As noted in an earlier comment, I think there is a false equivalence between end...

As noted in an earlier comment, I think there is a false equivalence between end-to-end MLOps platforms like MLflow and tools for experiment tracking. The project looks like a solid tracking solution for individual data scientists, but it is not designed for collaboration among teams or organizations.

> There were a few things I didn’t like: it seemed too much to have to start a web server to look at my experiments, and I found the query feature extremely limiting (if my experiments are stored in a SQL table, why not allow me to query them with SQL).

While a relational database (like sqlite) can store hyperparameters and metrics, it cannot scale for the many aspects of experiment tracking for a team/organization, from visual inspection of model performance results to sharing models to lineage tracking from experimentation to production. As noted in the article, you need a GUI on top of a SQL database to make meaningful model experimentation. The MLflow web service allows you to scale across your teams/organizations with interactive visualizations, built-in search & ranking, shareable snapshots, etc. You can run it across a variety of production-grade relational dBs so users can query the data directly through the SQL database or through a UI that makes it easier to search for those not interested in using SQL.

> I also found comparing the experiments limited. I rarely have a project where a single (or a couple of) metric(s) is enough to evaluate a model. It’s mostly a combination of metrics and evaluation plots that I need to look at to assess a model. Furthermore, the numbers/plots themselves have no value in isolation; I need to benchmark them against a base model, and doing model comparisons at this level was pretty slow from the GUI.

The MLflow UI allows you to compare thousands of models from the same page in tabular or graphical format. It renders the performance-related artifacts associated with a model, including feature importance graphs, ROC & precision-recall curves, and any additional information that can be expressed in image, CSV, HTML, or PDF format.

> If you look at the script’s source code, you’ll see that there are no extra imports or calls to log the experiments, it’s a vanilla Python script.

MLflow already provides low-code solutions for MLOps, including autologging.
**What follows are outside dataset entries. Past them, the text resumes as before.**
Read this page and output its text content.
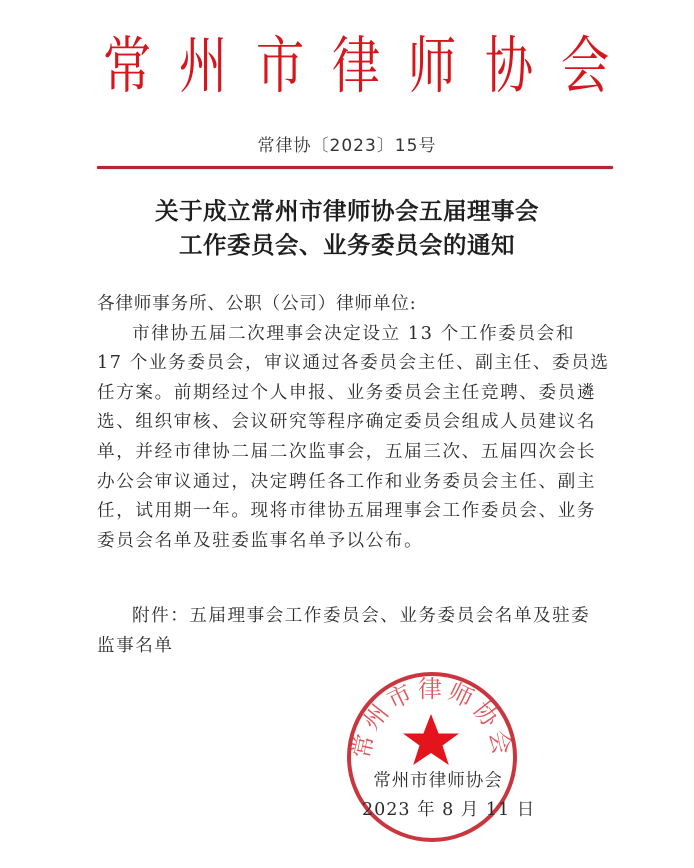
常 州 市 律 师 协 会
常律协〔2023〕15号
关于成立常州市律师协会五届理事会
工作委员会、业务委员会的通知
各律师事务所、公职（公司）律师单位:
市律协五届二次理事会决定设立 13 个工作委员会和
17 个业务委员会，审议通过各委员会主任、副主任、委员选
任方案。前期经过个人申报、业务委员会主任竞聘、委员遴
选、组织审核、会议研究等程序确定委员会组成人员建议名
单，并经市律协二届二次监事会，五届三次、五届四次会长
办公会审议通过，决定聘任各工作和业务委员会主任、副主
任，试用期一年。现将市律协五届理事会工作委员会、业务
委员会名单及驻委监事名单予以公布。
附件：五届理事会工作委员会、业务委员会名单及驻委
监事名单
常州市律师协会
常州市律师协会
2023 年 8 月 11 日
After running a single line of code - mlflow.autolog() - every model you train across the most prominent ML frameworks, including but not limited to scikit-learn, XGBoost, TensorFlow & Keras, PySpark, LightGBM, and statsmodels is automatically tracked with MLflow, including all relevant hyperparameters, performance metrics, model files, software dependencies, etc. All of this information is made immediately available in the MLflow UI.

Addendum: As noted, there is a false equivalence between an end-to-end MLOps lifecycle platform like MLflow and tools for experiment tracking. To succeed with end-to-end MLOps, teams/organizations also need projects to package code for reproducibility on any platform across many different package versions, deploy models in multiple environments, and a registry to store and manage these models - all of which is provided by MLflow.

It is battle-tested with hundreds of developers and thousands of organizations using widely-adopted open source standards. I encourage you to chime in on the MLflow GitHub on any issues and PRs, too!